LONDON — A facsimile of Mary Shelley’s manuscript of “Frankenstein,” written when she was just 18, will be published in March by SP Books to mark the bicentennial of the novel’s publication in 1818.

The draft version, written in two large notebooks, is full of annotations by both Mary Shelley and her future husband, Percy Shelley, showing his corrections to her spelling (“enigmatic o you pretty Pecksie!” he wrote next to her “igmmatic”) and suggested changes to vocabulary.

SP Books suggests on its website that Mary Shelley’s own revisions show that she slowly made her monster more human, changing a description of a “creature” to a “being,” replacing “fangs” with “fingers,” and making his hair (at Percy Shelley’s recommendation) a “lustrous black.”

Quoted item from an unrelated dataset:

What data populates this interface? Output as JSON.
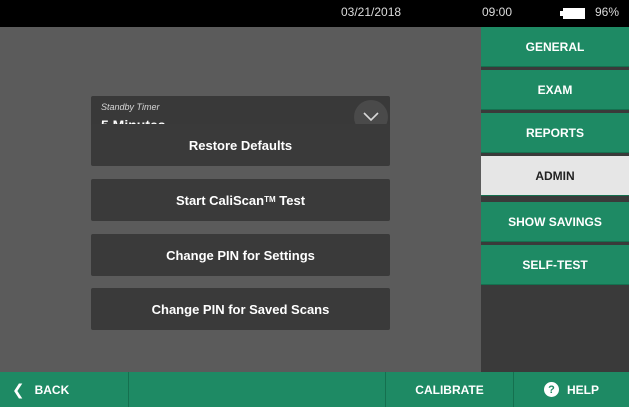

In an interview with The Guardian newspaper, Jessica Nelson, a founder of SP Books, said what was “moving about this manuscript is that you can see the literary work mixed with something tender and emotional.” (The similar handwriting of Mary and Percy Shelley gave rise to the 2007 book “The Man Who Wrote Frankenstein,” which claimed that Percy Shelley wrote the novel. Writer Germaine Greer riposted that the novel was too bad to have been written by the poet.)

“Frankenstein” had its origins in a lighthearted ghost-story competition suggested by Lord Byron, whose Lake Geneva villa the Shelleys were visiting in the summer of 1816. Initially unable to come up with an idea, Mary Shelley then had a “waking dream” in which she imagined a corpse reanimated by “galvanism,” or electricity.

“How I, then a young girl, came to think of, and to dilate upon, so very hideous an idea?” Mary Shelley wrote in her preface to the novel. Lucky she did; it’s been an inspiration to writers, directors, filmmakers and choreographers ever since.